The Sandman Universe line began with the disappearance of Dream. While the other titles went off in tangential directions, The Dreaming has focused on the mystery of his vanishing and on its aftereffects.
In his absence, an artificial intelligence had usurped his position of the Dreaming. This was engineered by Hyperion Keter, who plotted to replace human imagination with cold, hard rationality.
But before Dream departed the universe, he conceived a plan by which he could be brought back. Now that plan is realized, and the Lord of Dreams has returned to set things right again.
There is a phrase that expresses the major theme of the issue and of the series as a whole: “The point is just to feel”. While rationality has its importance, the Dreaming is the realm of emotions and imagination. And even feeling pain is better than feeling nothing.
The way Wan’s evil side met its end was perfect. With all its fearsome bluster, it proved ultimately insignificant compared to the power of the Dreaming’s true king. And I liked that Spurrier sent the gentler aspect of Wan off with a redemptive act, offering his own life to once again save the vortex Rose Walker.

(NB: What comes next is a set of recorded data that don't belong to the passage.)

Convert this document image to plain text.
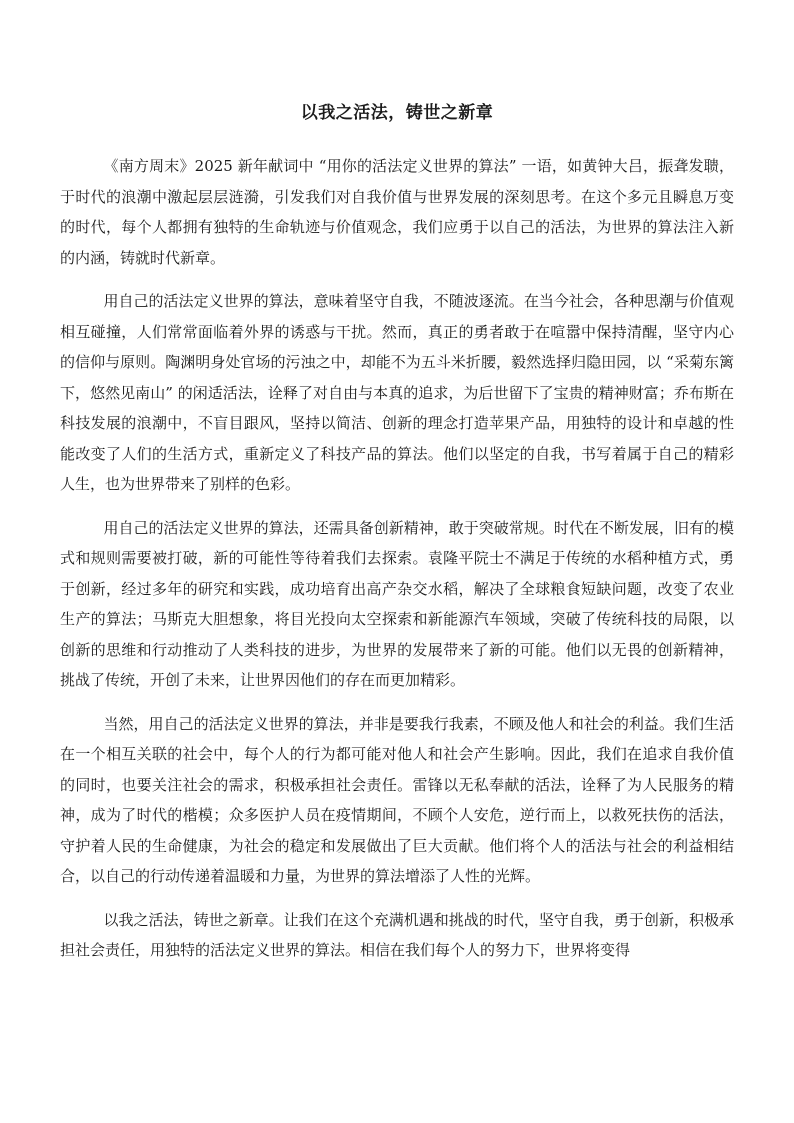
以我之活法，铸世之新章

《南方周末》2025 新年献词中 “用你的活法定义世界的算法” 一语，如黄钟大吕，振聋发聩，于时代的浪潮中激起层层涟漪，引发我们对自我价值与世界发展的深刻思考。在这个多元且瞬息万变的时代，每个人都拥有独特的生命轨迹与价值观念，我们应勇于以自己的活法，为世界的算法注入新的内涵，铸就时代新章。

用自己的活法定义世界的算法，意味着坚守自我，不随波逐流。在当今社会，各种思潮与价值观相互碰撞，人们常常面临着外界的诱惑与干扰。然而，真正的勇者敢于在喧嚣中保持清醒，坚守内心的信仰与原则。陶渊明身处官场的污浊之中，却能不为五斗米折腰，毅然选择归隐田园，以 “采菊东篱下，悠然见南山” 的闲适活法，诠释了对自由与本真的追求，为后世留下了宝贵的精神财富；乔布斯在科技发展的浪潮中，不盲目跟风，坚持以简洁、创新的理念打造苹果产品，用独特的设计和卓越的性能改变了人们的生活方式，重新定义了科技产品的算法。他们以坚定的自我，书写着属于自己的精彩人生，也为世界带来了别样的色彩。

用自己的活法定义世界的算法，还需具备创新精神，敢于突破常规。时代在不断发展，旧有的模式和规则需要被打破，新的可能性等待着我们去探索。袁隆平院士不满足于传统的水稻种植方式，勇于创新，经过多年的研究和实践，成功培育出高产杂交水稻，解决了全球粮食短缺问题，改变了农业生产的算法；马斯克大胆想象，将目光投向太空探索和新能源汽车领域，突破了传统科技的局限，以创新的思维和行动推动了人类科技的进步，为世界的发展带来了新的可能。他们以无畏的创新精神，挑战了传统，开创了未来，让世界因他们的存在而更加精彩。

当然，用自己的活法定义世界的算法，并非是要我行我素，不顾及他人和社会的利益。我们生活在一个相互关联的社会中，每个人的行为都可能对他人和社会产生影响。因此，我们在追求自我价值的同时，也要关注社会的需求，积极承担社会责任。雷锋以无私奉献的活法，诠释了为人民服务的精神，成为了时代的楷模；众多医护人员在疫情期间，不顾个人安危，逆行而上，以救死扶伤的活法，守护着人民的生命健康，为社会的稳定和发展做出了巨大贡献。他们将个人的活法与社会的利益相结合，以自己的行动传递着温暖和力量，为世界的算法增添了人性的光辉。

以我之活法，铸世之新章。让我们在这个充满机遇和挑战的时代，坚守自我，勇于创新，积极承担社会责任，用独特的活法定义世界的算法。相信在我们每个人的努力下，世界将变得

It was also fitting that Spurrier’s revival of Gaiman’s Sandman ended with Rose’s life being spared in this manner, which also happened near the beginning of Gaiman’s story.
I also loved the last moments between Wan and Dream’s sister, Death. Despite the actions of his evil aspect, his gentler side was somewhat endearing, and it was good to see him embarking on a new adventure, now free of his malevolent side. Also, any appearance of Death is a plus.

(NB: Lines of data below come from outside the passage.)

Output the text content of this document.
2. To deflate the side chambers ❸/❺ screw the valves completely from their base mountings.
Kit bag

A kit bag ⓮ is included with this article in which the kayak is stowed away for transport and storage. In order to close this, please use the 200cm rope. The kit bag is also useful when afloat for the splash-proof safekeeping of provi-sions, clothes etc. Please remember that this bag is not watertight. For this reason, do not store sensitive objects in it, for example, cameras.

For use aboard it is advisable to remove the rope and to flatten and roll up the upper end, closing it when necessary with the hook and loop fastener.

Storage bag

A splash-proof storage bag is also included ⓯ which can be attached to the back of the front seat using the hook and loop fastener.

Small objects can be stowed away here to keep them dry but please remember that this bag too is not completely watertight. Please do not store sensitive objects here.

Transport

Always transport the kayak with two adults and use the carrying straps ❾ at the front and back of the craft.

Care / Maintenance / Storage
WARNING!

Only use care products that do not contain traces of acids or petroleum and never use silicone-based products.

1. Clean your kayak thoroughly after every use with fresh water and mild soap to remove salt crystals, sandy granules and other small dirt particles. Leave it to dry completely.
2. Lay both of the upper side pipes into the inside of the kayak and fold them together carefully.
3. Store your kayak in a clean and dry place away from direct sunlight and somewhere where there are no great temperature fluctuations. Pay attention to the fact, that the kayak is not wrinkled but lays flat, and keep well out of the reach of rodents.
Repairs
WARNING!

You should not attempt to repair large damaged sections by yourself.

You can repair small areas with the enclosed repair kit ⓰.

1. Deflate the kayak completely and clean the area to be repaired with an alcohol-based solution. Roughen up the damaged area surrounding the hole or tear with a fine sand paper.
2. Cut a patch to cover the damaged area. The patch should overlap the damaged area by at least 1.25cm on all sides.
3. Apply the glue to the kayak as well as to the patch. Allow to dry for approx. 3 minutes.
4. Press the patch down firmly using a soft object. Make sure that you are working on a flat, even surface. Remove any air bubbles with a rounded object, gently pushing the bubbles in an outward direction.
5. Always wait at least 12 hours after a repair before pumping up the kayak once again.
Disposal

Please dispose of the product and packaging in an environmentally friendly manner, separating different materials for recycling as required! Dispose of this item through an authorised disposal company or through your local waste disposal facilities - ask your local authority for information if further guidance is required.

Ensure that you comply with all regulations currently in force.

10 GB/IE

I also quite liked the short interaction between Dream and Dora. “I’m happy that you found yourself. And even happier that she turned out to be who you already were”. That sound like dialogue that Gaiman himself might write for the character.

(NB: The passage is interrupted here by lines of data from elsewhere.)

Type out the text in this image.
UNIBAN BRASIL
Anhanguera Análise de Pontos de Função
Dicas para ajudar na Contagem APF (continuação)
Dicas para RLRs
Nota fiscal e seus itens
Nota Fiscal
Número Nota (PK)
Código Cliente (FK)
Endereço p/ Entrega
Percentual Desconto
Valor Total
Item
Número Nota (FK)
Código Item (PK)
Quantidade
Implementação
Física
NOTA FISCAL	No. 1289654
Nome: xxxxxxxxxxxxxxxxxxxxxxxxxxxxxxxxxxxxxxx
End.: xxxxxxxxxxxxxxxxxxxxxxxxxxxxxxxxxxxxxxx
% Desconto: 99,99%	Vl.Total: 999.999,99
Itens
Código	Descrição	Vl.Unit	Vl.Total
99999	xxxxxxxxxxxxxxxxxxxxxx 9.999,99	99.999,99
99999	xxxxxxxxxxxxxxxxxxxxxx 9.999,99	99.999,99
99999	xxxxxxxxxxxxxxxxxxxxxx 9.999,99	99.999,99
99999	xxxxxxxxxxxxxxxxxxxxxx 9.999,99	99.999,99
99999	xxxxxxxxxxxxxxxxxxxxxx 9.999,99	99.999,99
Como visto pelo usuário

It’s also great to see things set right in the dreaming. Especially seeing Lucien back in his beloved library, fully restored to its former glory. And then there is Cain and Abel.
In the fully restored Houses of Mystery and Secrets, we see Abel telling Cain, “We should be more open about h-h-how we feel. I luh-luh-love you, brother”. Cain responds in anger, killing Abel once more, but then quietly adds, “Hrm. I love you too”. The raven Matthew expresses the same emotions as the reader: “For a second the raven worries he might choke, and can’t decide if its in sadness or disgust or joy…”.
The only problem with this issue is that we have reached the end of the Spurrier’s tale. But that’s not an entirely bad thing. Spurrier has brought the series to a satisfying conclusion that wraps up all the loose ends. And while this volume of the The Dreaming is over, we are left with the announcement that The Dreaming will return next month in a new series written by G. Willow Wilson.
Spurrier has done a masterful job of continuing Gaiman’s classic Sandman story. He managed to capture much of the feel of that series, merging elements of the original with new characters and situations. Neil Gaiman is a hard act to follow, but Spurrier has acquitted himself admirably as does. Bilquis Evely also did a masterful job as the series primary artist. Kudos on a great series.